×
Community Blog Application of Stream Technology in Real-World Scenarios

Application of Stream Technology in Real-World Scenarios

This article provides theoretical explanations and demonstrates how to apply the Stream API to solve common programming problems through practical code examples.

1

By Jiangsheng

In daily development, scenarios like object transformations, linked list deduplication, and batch service calls can lead to lengthy, error-prone, and inefficient code when using for loops or if-else statements. By reviewing project code and with guidance from senior developers, I've learned several new ways to use Streams.
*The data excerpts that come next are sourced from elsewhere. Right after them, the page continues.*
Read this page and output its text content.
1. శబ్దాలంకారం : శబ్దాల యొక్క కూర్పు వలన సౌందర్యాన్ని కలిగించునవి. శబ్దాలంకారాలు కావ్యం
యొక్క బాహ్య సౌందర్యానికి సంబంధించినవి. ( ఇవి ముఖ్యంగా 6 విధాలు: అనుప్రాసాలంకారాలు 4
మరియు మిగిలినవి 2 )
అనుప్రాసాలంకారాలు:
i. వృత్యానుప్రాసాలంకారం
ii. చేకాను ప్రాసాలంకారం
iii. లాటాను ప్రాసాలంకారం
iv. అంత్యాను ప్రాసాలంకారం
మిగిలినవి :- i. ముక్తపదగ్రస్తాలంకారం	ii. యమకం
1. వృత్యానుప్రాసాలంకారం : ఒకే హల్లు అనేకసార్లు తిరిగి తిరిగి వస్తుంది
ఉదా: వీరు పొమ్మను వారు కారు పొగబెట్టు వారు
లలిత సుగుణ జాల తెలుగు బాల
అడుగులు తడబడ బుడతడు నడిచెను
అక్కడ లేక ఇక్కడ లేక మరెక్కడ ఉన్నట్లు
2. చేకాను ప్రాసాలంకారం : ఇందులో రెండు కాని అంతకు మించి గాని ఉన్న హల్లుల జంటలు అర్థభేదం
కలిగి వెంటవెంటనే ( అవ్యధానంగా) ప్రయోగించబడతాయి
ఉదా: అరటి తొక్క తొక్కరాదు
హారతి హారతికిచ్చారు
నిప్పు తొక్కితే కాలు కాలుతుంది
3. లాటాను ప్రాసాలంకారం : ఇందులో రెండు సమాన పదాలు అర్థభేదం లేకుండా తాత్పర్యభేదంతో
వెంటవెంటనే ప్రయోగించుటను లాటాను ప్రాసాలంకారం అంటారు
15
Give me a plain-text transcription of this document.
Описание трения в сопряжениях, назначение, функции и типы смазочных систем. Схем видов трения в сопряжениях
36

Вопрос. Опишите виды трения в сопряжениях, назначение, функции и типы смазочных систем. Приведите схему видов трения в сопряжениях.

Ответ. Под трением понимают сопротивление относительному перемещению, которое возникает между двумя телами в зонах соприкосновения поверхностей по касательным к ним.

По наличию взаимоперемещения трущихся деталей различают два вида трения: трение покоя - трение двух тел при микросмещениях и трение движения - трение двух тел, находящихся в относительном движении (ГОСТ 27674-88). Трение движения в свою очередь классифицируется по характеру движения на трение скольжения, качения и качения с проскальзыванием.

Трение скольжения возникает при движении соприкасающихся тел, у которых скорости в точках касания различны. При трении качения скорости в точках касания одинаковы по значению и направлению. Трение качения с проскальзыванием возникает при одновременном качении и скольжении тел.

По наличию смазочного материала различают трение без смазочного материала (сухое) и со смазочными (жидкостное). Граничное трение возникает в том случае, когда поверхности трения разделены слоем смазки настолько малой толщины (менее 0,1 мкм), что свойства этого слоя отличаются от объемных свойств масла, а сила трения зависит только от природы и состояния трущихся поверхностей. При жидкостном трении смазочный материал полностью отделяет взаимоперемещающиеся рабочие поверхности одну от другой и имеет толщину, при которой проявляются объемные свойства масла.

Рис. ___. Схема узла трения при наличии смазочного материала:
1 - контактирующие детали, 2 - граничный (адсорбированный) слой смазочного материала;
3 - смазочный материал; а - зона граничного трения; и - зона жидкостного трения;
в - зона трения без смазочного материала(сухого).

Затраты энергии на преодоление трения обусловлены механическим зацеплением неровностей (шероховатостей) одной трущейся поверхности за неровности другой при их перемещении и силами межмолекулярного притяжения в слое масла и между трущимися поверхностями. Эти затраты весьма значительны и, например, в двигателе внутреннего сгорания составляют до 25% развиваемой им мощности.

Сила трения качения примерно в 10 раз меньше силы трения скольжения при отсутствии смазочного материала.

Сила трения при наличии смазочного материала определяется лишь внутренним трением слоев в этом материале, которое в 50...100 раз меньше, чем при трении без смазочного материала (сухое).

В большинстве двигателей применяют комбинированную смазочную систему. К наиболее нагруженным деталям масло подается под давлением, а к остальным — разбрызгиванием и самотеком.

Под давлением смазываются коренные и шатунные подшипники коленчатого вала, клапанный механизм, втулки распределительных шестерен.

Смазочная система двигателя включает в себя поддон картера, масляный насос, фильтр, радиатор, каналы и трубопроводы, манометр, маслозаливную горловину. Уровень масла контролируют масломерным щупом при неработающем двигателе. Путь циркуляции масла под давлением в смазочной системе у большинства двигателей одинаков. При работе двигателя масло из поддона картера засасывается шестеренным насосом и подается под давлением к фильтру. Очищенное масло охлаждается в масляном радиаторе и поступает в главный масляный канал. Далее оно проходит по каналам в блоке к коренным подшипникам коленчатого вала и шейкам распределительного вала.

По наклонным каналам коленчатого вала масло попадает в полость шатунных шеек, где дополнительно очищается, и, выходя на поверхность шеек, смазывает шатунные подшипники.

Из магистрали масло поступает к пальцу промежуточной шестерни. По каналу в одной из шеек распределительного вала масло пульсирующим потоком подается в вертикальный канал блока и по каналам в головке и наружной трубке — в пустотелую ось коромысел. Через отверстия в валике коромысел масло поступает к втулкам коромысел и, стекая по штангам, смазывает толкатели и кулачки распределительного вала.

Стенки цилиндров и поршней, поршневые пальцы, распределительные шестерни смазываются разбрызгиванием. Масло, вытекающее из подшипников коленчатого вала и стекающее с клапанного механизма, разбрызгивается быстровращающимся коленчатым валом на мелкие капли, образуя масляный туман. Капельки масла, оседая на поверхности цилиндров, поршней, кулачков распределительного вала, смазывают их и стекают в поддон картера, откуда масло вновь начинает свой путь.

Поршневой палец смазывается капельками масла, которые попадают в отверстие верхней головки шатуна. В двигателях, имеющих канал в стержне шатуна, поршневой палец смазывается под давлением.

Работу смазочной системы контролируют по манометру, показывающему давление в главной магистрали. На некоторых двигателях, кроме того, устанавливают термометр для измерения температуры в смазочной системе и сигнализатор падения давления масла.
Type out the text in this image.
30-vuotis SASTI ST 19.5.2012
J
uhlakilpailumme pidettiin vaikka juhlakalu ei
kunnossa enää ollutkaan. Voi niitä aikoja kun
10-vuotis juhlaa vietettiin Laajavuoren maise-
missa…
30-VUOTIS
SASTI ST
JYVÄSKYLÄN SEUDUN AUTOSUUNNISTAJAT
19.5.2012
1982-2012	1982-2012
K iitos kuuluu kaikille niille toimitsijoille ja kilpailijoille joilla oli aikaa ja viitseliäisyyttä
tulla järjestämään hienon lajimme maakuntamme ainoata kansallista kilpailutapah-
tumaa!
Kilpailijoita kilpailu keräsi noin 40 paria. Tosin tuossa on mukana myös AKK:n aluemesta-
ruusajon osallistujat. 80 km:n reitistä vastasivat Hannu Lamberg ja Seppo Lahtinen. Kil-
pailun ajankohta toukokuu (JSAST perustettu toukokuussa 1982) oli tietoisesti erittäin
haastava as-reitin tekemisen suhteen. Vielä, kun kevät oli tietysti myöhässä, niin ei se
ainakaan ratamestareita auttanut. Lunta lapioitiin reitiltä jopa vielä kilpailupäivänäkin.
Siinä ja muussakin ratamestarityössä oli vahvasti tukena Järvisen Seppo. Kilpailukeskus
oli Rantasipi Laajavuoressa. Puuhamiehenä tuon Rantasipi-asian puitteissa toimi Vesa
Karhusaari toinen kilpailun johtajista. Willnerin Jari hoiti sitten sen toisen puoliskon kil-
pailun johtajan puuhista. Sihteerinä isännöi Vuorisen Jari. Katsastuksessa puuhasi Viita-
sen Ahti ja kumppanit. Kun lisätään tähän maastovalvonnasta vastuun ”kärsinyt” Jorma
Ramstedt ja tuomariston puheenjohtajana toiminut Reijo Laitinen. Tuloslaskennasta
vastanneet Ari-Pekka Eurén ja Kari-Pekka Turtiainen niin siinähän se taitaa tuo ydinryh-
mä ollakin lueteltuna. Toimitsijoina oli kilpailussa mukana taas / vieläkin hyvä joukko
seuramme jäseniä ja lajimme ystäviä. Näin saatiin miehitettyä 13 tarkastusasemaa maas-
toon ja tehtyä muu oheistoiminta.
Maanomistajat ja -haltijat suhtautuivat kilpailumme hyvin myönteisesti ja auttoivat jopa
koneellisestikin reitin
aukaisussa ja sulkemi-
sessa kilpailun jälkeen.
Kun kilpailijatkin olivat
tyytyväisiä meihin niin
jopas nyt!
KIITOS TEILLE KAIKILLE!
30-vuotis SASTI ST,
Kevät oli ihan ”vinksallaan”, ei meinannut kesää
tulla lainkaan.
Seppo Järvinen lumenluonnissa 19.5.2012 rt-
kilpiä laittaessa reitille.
Here, I will summarize my findings on Streams.

Case Introduction

In Java, when working with elements in arrays or Collection classes, we typically process them one by one using loops or handle them using Stream.

Suppose we have a requirement: return a list of words longer than five characters from a given sentence, output them in descending order by length, and return no more than three words.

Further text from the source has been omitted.